FVI experts' breakfast

25th FVI Expert Breakfast

When skill checks simplify the job interview ...

Friday, July 11, 2025

Key Takeaways

Topic: "Netflix for Maintenance" – How René Menard brings technical knowledge into minds with AI and micro-learning.

In this session, René Menard (Menard Lab) reported together with experts in digital learning from the practice of special machine construction. The problem: onboarding is too expensive and too slow.

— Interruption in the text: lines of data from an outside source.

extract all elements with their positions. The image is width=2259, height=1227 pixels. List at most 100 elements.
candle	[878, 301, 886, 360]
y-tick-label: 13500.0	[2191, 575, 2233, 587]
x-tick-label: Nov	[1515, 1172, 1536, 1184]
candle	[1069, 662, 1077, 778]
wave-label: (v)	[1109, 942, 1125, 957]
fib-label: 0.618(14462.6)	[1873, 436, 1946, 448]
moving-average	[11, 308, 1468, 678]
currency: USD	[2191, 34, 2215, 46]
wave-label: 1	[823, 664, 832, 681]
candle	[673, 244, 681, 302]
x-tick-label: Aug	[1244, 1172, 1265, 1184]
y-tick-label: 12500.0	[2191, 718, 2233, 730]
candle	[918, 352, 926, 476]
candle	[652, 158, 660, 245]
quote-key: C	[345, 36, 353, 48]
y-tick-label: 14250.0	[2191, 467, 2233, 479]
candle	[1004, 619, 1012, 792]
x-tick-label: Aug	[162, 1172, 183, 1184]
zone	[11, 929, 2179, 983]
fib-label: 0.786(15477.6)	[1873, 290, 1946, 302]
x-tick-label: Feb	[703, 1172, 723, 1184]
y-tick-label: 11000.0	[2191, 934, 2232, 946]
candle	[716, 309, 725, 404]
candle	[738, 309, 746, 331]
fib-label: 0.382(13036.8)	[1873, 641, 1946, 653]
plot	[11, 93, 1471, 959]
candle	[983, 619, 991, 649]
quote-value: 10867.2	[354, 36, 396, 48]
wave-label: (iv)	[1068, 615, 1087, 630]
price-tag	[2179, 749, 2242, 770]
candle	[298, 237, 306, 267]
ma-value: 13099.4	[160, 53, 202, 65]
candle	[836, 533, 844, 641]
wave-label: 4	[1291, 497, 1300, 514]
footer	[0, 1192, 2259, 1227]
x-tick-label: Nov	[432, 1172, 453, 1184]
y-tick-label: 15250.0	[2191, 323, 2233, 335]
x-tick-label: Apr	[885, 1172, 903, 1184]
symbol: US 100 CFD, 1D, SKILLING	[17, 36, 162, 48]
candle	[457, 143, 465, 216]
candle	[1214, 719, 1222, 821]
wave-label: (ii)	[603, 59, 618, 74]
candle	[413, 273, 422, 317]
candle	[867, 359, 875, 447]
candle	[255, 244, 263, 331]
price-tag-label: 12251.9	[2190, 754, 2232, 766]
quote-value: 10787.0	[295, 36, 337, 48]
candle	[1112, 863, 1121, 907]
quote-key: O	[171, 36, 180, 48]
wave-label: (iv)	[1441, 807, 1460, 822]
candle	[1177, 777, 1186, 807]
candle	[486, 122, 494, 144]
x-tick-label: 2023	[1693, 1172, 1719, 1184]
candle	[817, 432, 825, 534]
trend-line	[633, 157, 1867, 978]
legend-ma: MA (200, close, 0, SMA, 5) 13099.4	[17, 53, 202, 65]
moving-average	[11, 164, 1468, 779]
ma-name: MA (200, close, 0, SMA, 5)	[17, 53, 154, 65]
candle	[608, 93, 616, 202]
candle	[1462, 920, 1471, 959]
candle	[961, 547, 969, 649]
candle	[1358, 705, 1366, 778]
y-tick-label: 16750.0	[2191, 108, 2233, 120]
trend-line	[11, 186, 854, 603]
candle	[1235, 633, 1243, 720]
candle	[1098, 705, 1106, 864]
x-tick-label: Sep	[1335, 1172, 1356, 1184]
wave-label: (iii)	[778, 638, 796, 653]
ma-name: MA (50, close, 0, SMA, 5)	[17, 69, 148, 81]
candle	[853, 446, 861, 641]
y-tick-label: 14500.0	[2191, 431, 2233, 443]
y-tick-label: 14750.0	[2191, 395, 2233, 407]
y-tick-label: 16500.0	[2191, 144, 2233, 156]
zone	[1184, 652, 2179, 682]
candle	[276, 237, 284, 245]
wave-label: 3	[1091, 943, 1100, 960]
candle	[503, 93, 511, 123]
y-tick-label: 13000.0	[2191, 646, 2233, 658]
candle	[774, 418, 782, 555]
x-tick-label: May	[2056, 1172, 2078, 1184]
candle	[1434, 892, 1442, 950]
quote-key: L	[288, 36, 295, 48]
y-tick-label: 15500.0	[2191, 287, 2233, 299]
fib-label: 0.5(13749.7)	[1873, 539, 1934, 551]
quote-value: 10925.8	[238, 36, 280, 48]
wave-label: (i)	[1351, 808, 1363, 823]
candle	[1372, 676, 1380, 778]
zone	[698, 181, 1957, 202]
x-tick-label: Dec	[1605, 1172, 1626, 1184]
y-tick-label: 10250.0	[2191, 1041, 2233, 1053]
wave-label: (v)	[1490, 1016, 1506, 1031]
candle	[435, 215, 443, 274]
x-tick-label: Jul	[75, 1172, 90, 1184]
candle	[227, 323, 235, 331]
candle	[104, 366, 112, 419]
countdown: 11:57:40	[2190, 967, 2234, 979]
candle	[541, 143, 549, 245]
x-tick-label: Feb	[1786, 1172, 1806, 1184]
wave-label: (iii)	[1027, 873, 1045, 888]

  • The 120-day pain: René Menard laid the numbers on the table: In complex special machine construction, it takes up to 120 days for a new service technician to be fully operational. This causes costs of about €40,000 per head before the first euro is earned.
  • Away from "supervised reading": No one reads 500-page operating manuals ("primers") anymore. The solution lies in micro-learning: AI automatically breaks down complex manuals into small "knowledge nuggets" (3-5 minutes) that can be consumed interactively on a smartphone – similar to language learning apps.
  • Skill check instead of certificate belief: Menard Lab has radicalized the application process. Instead of reading resumes, applicants must take a digital skill check. Those who answer 70% of the questions (e.g., on sensors) correctly get the job. This makes the process objective and fast.
  • Learning on demand (gap-closing): Those who do not pass the check do not fail, but automatically receive only the learning units they are missing. Instead of sending everyone to an expensive "basic training," only the delta is trained.
  • Agile knowledge update: An important feature in the discussion: When technical parameters change (e.g., a new lubricant is prescribed), the AI scans the documents and pushes only this change as an update to the team. The knowledge remains current without having to reprint manuals.

Classification: ADAM turns "training knowledge" into real "application knowledge"

Here we sharply differentiate: While other tools offer "dry runs" (quizzes), ADAM delivers the knowledge directly in the "real case."

  • Learning by Doing (ADAM) vs. Learning by App: Separate learning apps have the problem that the knowledge is often forgotten when standing in front of the machine. Our approach: ADAM is the "mentor in the pocket." The technician does not learn in advance but receives the "knowledge nugget" (e.g., the video on filter replacement) exactly at the moment he opens the work order in ADAM. This is just-in-time learning.
  • The dynamic qualification matrix: René Menard spoke of control by skills. ADAM operationalizes this. Our approach: ADAM uses the skill profiles of employees for smart dispatching. The system knows: "This order requires 'High Voltage Certificate.' Employee A does not have the certificate, so Employee B gets the order." We actively prevent untrained personnel from accessing critical systems.
  • Knowledge transfer without hurdles: Creating learning content is often laborious. Our approach: With ADAM's GenAI functions, the experienced master can simply speak a photo or voice memo into the system history ("Attention, always vent here first!"). ADAM automatically turns this into a work instruction for the next colleague. Thus, every employee becomes a trainer without having to build a "training."

Conclusion: Training is good, assistance is better. ADAM ensures that what is learned does not stay in the head but lands on the machine. We close the gap between "theory" (training) and "practice" (repair).